Adán y Eva buscaron un refugio, por separado, entre las matas de un oscuro
valle.
Entonces
los llamó una voz que venía de lo alto. Ellos, empero, no comparecieron. Se
asustaron más, huyeron más lejos y se escondieron en la espesura. Esto me
causaba mucha pena. La voz se hizo más severa. Ellos se hubieran escondido aún
más; pero se vieron obligados a mostrarse. Un rostro severo y esplendoroso
apareció. Ellos se presentaron con la cabeza inclinada y no se atrevían a mirar
el rostro de Dios. Se miraban uno a otro y se culpaban mutuamente de su
desobediencia. Entonces Dios les señaló un lugar aún más abajo, donde había
arbustos y árboles, y recién aquí se hicieron más humildes y reconocieron de
lleno toda su miseria y su pecado. Cuando estuvieron solos los vi rezando. Se
separaron y se echaron de rodillas en el suelo, levantaron las manos al cielo,
clamaron y lloraron. Al ver esto pensé cuánto ayuda y cuán saludable es
apartarse en la soledad para entregarse a la oración. Tenían ahora una
vestidura que les cubría el cuerpo desde los hombros hasta las rodillas. En
torno del cuerpo tenían una faja de cortezas.
Mientras
ellos huían, parecíame que el Paraíso terrenal, detrás de ellos, se alejaba y
subía a lo alto, como una nube. En esto vino del cielo como un anillo de fuego,
tal como un halo en torno del sol o de la luna, y se posó en lo alto donde
había estado el Paraíso. Habían estado solo un día en el Paraíso. Aún ahora veo
el Paraíso terrenal, a lo lejos, como un banco debajo del sol cuando éste se
levanta. El sol, al parecer, se levanta a la derecha, al extremo de este banco.

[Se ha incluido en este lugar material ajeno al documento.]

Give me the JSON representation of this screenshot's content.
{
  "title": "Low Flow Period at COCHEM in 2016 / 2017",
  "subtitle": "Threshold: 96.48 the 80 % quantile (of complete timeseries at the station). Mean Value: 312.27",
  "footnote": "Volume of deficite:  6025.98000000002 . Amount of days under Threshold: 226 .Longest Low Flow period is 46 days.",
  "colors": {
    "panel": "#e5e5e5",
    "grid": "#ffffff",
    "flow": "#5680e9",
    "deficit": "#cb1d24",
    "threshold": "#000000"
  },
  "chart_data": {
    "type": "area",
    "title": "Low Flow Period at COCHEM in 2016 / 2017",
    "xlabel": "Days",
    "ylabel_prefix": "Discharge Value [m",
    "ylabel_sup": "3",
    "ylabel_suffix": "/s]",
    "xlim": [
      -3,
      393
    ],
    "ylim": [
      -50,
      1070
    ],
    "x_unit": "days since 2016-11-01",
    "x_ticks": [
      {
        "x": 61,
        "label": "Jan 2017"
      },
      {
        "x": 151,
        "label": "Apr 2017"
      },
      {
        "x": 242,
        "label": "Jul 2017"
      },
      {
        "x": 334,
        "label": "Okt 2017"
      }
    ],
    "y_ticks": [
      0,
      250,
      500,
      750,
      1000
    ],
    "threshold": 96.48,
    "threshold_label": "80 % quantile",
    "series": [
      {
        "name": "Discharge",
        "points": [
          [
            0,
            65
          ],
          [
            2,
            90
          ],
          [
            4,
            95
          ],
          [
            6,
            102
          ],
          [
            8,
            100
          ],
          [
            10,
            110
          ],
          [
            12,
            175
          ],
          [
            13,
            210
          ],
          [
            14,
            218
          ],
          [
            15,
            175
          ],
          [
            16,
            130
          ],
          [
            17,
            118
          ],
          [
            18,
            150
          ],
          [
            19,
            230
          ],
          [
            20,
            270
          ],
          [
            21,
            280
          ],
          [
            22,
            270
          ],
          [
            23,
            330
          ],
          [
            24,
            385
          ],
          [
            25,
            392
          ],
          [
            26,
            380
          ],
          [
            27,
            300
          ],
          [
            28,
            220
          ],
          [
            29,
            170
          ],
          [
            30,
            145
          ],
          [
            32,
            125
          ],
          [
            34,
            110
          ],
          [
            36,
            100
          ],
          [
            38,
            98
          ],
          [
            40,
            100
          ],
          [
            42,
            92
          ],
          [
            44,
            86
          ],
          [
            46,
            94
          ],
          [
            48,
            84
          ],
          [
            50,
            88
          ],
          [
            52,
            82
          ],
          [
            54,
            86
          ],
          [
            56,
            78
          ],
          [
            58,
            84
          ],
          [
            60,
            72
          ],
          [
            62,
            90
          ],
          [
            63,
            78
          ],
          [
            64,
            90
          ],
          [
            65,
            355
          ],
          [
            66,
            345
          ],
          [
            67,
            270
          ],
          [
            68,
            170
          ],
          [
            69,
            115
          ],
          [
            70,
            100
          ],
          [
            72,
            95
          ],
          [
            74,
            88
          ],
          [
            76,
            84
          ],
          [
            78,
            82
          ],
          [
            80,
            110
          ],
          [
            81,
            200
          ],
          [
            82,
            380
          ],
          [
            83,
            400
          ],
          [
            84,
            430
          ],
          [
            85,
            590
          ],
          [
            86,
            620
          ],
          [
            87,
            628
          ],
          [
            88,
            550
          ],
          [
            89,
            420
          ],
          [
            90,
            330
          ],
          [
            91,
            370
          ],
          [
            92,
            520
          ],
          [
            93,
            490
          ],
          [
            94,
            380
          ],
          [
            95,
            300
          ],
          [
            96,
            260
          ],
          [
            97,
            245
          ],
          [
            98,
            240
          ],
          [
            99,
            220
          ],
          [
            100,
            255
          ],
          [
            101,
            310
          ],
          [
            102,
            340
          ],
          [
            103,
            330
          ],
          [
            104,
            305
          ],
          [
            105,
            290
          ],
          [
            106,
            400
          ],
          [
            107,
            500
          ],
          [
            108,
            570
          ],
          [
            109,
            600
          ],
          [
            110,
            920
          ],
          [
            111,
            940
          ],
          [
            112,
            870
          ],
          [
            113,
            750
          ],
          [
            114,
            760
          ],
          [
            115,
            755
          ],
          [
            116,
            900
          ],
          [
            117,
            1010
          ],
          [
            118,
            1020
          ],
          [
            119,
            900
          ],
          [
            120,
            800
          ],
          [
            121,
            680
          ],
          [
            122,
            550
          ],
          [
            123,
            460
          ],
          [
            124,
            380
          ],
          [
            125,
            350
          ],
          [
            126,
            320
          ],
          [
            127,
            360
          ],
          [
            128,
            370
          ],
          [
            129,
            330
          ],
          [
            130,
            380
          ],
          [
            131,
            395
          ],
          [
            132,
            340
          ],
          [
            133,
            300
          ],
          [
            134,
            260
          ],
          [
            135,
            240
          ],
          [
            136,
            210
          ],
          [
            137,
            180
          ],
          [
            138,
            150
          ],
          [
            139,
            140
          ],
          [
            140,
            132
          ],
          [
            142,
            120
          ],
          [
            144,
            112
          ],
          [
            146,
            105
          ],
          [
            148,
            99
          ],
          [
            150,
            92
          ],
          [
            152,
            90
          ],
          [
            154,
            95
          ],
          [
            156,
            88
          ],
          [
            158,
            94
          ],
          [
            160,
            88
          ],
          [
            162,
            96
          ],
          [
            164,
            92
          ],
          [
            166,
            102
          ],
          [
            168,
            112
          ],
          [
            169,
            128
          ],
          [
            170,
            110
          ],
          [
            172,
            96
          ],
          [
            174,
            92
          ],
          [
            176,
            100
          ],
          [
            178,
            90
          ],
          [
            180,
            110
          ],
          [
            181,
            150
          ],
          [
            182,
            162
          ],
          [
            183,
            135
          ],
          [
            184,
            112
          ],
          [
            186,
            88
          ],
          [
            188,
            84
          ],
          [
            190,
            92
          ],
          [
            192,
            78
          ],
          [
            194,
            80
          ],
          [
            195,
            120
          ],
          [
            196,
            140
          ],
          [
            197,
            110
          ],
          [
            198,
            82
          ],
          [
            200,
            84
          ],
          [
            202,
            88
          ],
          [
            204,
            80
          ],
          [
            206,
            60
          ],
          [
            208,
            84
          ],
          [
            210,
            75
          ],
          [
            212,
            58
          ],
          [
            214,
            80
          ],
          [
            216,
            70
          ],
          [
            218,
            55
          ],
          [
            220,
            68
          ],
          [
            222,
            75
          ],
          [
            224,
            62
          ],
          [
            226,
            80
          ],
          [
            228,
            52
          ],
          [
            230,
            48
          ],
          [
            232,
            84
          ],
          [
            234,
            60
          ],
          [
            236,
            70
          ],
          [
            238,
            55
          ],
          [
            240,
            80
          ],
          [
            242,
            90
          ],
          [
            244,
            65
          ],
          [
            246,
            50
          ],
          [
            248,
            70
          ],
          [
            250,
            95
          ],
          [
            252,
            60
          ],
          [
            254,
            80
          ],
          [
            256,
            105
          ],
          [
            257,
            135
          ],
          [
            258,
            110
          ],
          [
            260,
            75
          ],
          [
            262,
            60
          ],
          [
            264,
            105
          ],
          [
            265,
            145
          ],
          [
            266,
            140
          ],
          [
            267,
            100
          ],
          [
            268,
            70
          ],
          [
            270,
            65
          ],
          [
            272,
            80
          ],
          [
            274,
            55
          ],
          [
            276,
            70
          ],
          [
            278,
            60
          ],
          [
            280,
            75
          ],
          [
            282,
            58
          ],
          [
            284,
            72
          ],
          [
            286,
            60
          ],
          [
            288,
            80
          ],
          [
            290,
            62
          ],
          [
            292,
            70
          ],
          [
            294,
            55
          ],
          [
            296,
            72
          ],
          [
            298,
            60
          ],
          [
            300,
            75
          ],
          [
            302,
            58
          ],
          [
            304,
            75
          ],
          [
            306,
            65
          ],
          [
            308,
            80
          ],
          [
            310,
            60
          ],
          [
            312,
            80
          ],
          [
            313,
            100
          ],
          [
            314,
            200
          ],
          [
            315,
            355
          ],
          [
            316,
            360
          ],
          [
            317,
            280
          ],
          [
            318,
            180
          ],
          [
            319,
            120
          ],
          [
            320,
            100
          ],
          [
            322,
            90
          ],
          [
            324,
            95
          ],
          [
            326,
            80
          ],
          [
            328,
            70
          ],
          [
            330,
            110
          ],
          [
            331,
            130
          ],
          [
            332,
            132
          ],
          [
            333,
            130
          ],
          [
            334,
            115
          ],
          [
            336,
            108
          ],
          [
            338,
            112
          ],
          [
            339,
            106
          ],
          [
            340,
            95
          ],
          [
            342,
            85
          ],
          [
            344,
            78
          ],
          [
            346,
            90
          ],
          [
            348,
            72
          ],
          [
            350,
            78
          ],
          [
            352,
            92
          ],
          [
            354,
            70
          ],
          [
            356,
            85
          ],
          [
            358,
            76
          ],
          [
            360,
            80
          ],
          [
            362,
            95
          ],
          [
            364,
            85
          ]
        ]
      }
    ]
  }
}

Está situado al oriente del Monte de los Profetas, allí donde el sol se levanta
y se me aparece siempre como un huevo flotando entre unas aguas admirablemente
claras y limpias, que lo separan de la tierra. El Monte de los Profetas parece
una montaña colocada delante del Paraíso. En el Monte de los Profetas se ven
lugares verdes, y entre ellos profundos barrancos llenos de agua. He visto
entes subir al Monte de los Profetas, pero no llegaron muy alto.
Después
vi a Adán y a Eva llegar a la tierra de penitencia. Era un cuadro conmovedor
ver a nuestros primeros padres penitentes, echados en el desnudo suelo. Adán
pudo sacar un ramo de olivo del Paraíso, que plantó ahí mismo. Más tarde se
sacó leña de este árbol para la cruz del Salvador. Nuestros padres estaban
sumamente tristes. Desde el sitio donde yo los veía ellos apenas podían divisar
el Paraíso. Ellos se habían ido alejando siempre, avanzando hacia abajo, y
parecía también que algo se invertía; y así llegaron de noche, en la oscuridad,
hasta el lugar donde debían hacer penitencia.